Patio de caballos
Había ganas de oreja
La presidencia aguantó la pitada del público, que reclamó una oreja para Daniel Luque. Muchos no se fijaron que el estoque asomaba por el costado de la res


Publicado el 12/07/2024 a las 05:00
El público se quedó con ganas de oreja. Y los tres diestros también. Les faltó poco, pero el reglamento es el reglamento. Y los toros no ayudaron. Aún así, los espectadores presenciaron destellos de calidad. “No salgo por la puerta grande pero salgo tranquilo conmigo mismo”, decía Daniel Luque.
Una aguacero de gotas gordas refrescó la plaza veinte minutos antes del festejo y dejó el ruedo un poco blando. Los areneros se esmeraron para dejar el albero homogéneo. El público agradeció la caída del termómetro y el aire que se levantó por momentos. Unas ráfagas que molestaron por momentos el trabajo de los diestros.
Los espectadores cantaron con fuerza El Rey al segundo toro y siguieron con atención los pases de Daniel Luque. El sevillano se mostraba con la “ilusión lógica que supone venir a una plaza importante y especial como Pamplona”. El público pidió la oreja, pero la presidencia hizo caso omiso. Hubo pitos que el concejal Koldo Martínez (Geroa Bai) soportó con resignación. Seguramente pocos se dieron cuenta de que la estocada hizo guardia, es decir, asomaba por el costado de la res. “Al toro había que apretarle en los momentos juntos. He sentido mucho al público”, fue la conclusión de Luque.
Alejandro Talavante mostraba sus sospechas de que el segundo que le tocó debía tener alguna lesión medular. “No atendía, se iba a los lados”, comentaba a la cadena Onetoro. Aún así, no perdió la sonrisas. “Me siento muy feliz aquí”, añadía. Juan Ortega se fue de vacío en su estreno y con sensación agridulce. “Dentro del ruido, hay mucha sensibilidad”, decía sobre la afición pamplonesa, expresando su deseo de volver.
De nuevo, en el callejón, se vio a Marcos Pérez Pérez, novillero de 16 años y promesa del toreo. No sólo sabe defenderse con la muleta sino que ya tiene tablas atendiendo a la prensa. “Empecé en el mundo del toreo con 6 años y gracias a Dios todo el mundo me ha recibido con mucho cariño”. Recientemente debutó con picadores y hasta el momento y está cosechando triunfos allá donde le dejan hacer el paseíllo.

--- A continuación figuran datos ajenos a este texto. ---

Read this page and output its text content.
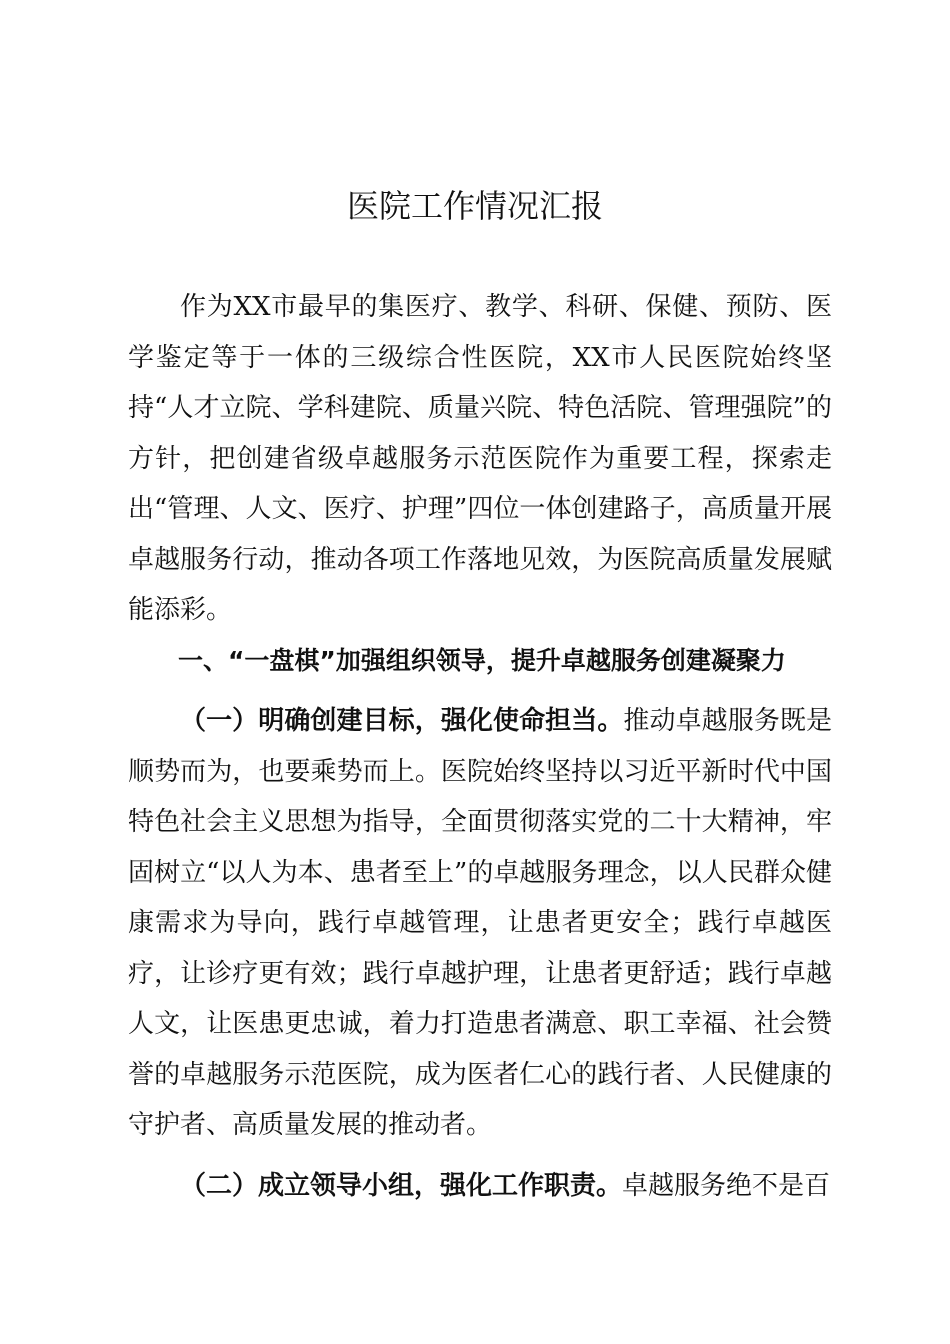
医院工作情况汇报

作为XX市最早的集医疗、教学、科研、保健、预防、医学鉴定等于一体的三级综合性医院，XX市人民医院始终坚持“人才立院、学科建院、质量兴院、特色活院、管理强院”的方针，把创建省级卓越服务示范医院作为重要工程，探索走出“管理、人文、医疗、护理”四位一体创建路子，高质量开展卓越服务行动，推动各项工作落地见效，为医院高质量发展赋能添彩。

一、“一盘棋”加强组织领导，提升卓越服务创建凝聚力

（一）明确创建目标，强化使命担当。推动卓越服务既是顺势而为，也要乘势而上。医院始终坚持以习近平新时代中国特色社会主义思想为指导，全面贯彻落实党的二十大精神，牢固树立“以人为本、患者至上”的卓越服务理念，以人民群众健康需求为导向，践行卓越管理，让患者更安全；践行卓越医疗，让诊疗更有效；践行卓越护理，让患者更舒适；践行卓越人文，让医患更忠诚，着力打造患者满意、职工幸福、社会赞誉的卓越服务示范医院，成为医者仁心的践行者、人民健康的守护者、高质量发展的推动者。

（二）成立领导小组，强化工作职责。卓越服务绝不是百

Sueña con torear en Pamplona. “No conocía esta plaza y he tenido la oportunidad de venir con el maestro Daniel Luque. Es una maravilla la afición y el ambiente que se respira”, comentaba. Asume que tiene “un largo camino por delante”. “Intento crecer día a día tanto como torero y como persona”, decía este joven salmantino.
Daniel Azcona: "Me han regalado un cartel de tres metros"
Inmortalizado en el cartel de la Feria del Toro de este año, Daniel Azcona Zabalza, conocido como Cebadita, está viviendo unos Sanfermines muy especiales. La gente que le conoce le saluda por la calle y le da la enhorabuena.
Este jueves, Daniel Azcona repetía el ritual que ha hecho en los últimos 25 años y que quedó plasmado en el lienzo de Indalecio Sobrino Junco. Quieto, los pies juntos, brazo derecho extendido y el izquierdo a la cintura, esperando la orden para abrir el toril. Él custodia la llave y conoce los estresijos de un ruedo que es como su segunda casa.
“Es impresionante lo que estoy viviendo estos días. Algunos me han dicho ‘te lo mereces, le has dado al puesto de torilero, que a veces pasa desapercibido, su importancia. Le has dado vida y color’”, comentaba en el patio de caballos. Daniel Azcona no va a poder tener el cuadro original pero tiene unos cuantas copias en casa. “Me acaban de regalar un cartel de casi tres metros. Es impresionante. Me ha hecho muchísima ilusión”, añadía Cebadita.